Jeffry Tobin, probablemente el biógrafo más importante de la Corte Suprema de Estados Unidos, ha señalado que, desde los años sesenta, ésta ha tenido la capacidad de cambiar la cultura legal de ese país a partir de decisiones que redefinieron los derechos de las personas en temas como educación, libertad de expresión, privacidad, investigación criminal y aborto. Por tal motivo, en las últimas cuatro décadas la selección de los candidatos a la Corte se ha transformado en una batalla política por cada uno de estos temas.
Lisa Hilbink, quien mejor ha explicado la evolución de la Corte Suprema chilena desde el golpe de Estado hasta la normalización democrática, ha demostrado que lo que define a nuestro tribunal supremo es su relación con las violaciones a los derechos humanos, desde su pasividad en dictadura hasta su transformación a partir de 2000. El eje de este tránsito ha sido la tutela de derechos fundamentales, moviéndose desde una cultura de decisión textualista hacia una mayoritariamente en base a derechos, algo que a la derecha y al sector privado aún les cuesta entender.
Este cambio cultural se ha reflejado especialmente en la segunda sala de la Corte, amenazada hoy por una acusación constitucional. Hay tres expresiones de ese cambio. La primera, las condenas por delitos de lesa humanidad, en las que el tribunal sostuvo que estos ilícitos eran imprescriptibles y que las víctimas tenían derecho a la reparación íntegra del daño, en base a convenciones internacionales. La segunda, los estándares garantistas que ha establecido para la persecución penal, a pesar del fanatismo castigador del Ejecutivo y el Congreso. Y, finalmente, ha sido esta misma sala la que desde hace algunos años ha ido definido criterios pro inmigrantes frente a decisiones de expulsión del país. Tres hechos que eran impensables 20 años atrás.
De ahí que la acusación constitucional que se pretende, tras las recientes decisiones de otorgar libertad condicional a condenados por violaciones a los derechos humanos, resulte tan compleja. Lo es, primero, porque más allá de no compartir los criterios interpretativos utilizados para la lucha contra la impunidad, éstos eran predecibles, tanto por casos previos como por la propia discusión que la Cámara de Diputados había tenido en 2016, en la cual se hizo evidente la conciencia de este riesgo.

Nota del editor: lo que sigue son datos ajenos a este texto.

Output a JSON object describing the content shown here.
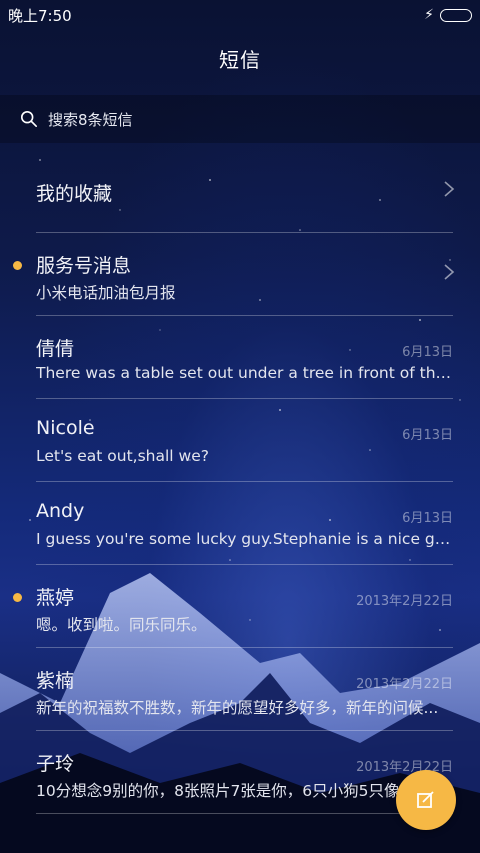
{
  "status_bar": {
    "time": "晚上7:50"
  },
  "header": {
    "title": "短信"
  },
  "search": {
    "label": "搜索8条短信"
  },
  "conversations": [
    {
      "name": "我的收藏",
      "preview": "",
      "date": "",
      "unread": false,
      "chevron": true
    },
    {
      "name": "服务号消息",
      "preview": "小米电话加油包月报",
      "date": "",
      "unread": true,
      "chevron": true
    },
    {
      "name": "倩倩",
      "preview": "There was a table set out under a tree in front of the ho...",
      "date": "6月13日",
      "unread": false,
      "chevron": false
    },
    {
      "name": "Nicole",
      "preview": "Let's eat out,shall we?",
      "date": "6月13日",
      "unread": false,
      "chevron": false
    },
    {
      "name": "Andy",
      "preview": "I guess you're some lucky guy.Stephanie is a nice girl.",
      "date": "6月13日",
      "unread": false,
      "chevron": false
    },
    {
      "name": "燕婷",
      "preview": "嗯。收到啦。同乐同乐。",
      "date": "2013年2月22日",
      "unread": true,
      "chevron": false
    },
    {
      "name": "紫楠",
      "preview": "新年的祝福数不胜数，新年的愿望好多好多，新年的问候...",
      "date": "2013年2月22日",
      "unread": false,
      "chevron": false
    },
    {
      "name": "子玲",
      "preview": "10分想念9别的你，8张照片7张是你，6只小狗5只像你",
      "date": "2013年2月22日",
      "unread": false,
      "chevron": false
    }
  ],
  "fab": {
    "icon": "compose-icon"
  },
  "colors": {
    "accent": "#f6b845"
  }
}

Y es compleja, además, porque pone en jaque no sólo la limitación constitucional que el Congreso tiene de revisar los fundamentos de una sentencia judicial, sino porque implica —sobre todo para la centroizquierda— desconocer de algún modo la manera en que contribuyó, tras el retorno a la democracia, a la independencia del Poder Judicial y a la cultura de derechos. Ello ciertamente tiene un costo: que en ocasiones los jueces decidan de un modo distinto a nuestras preferencias personales, políticas o académicas.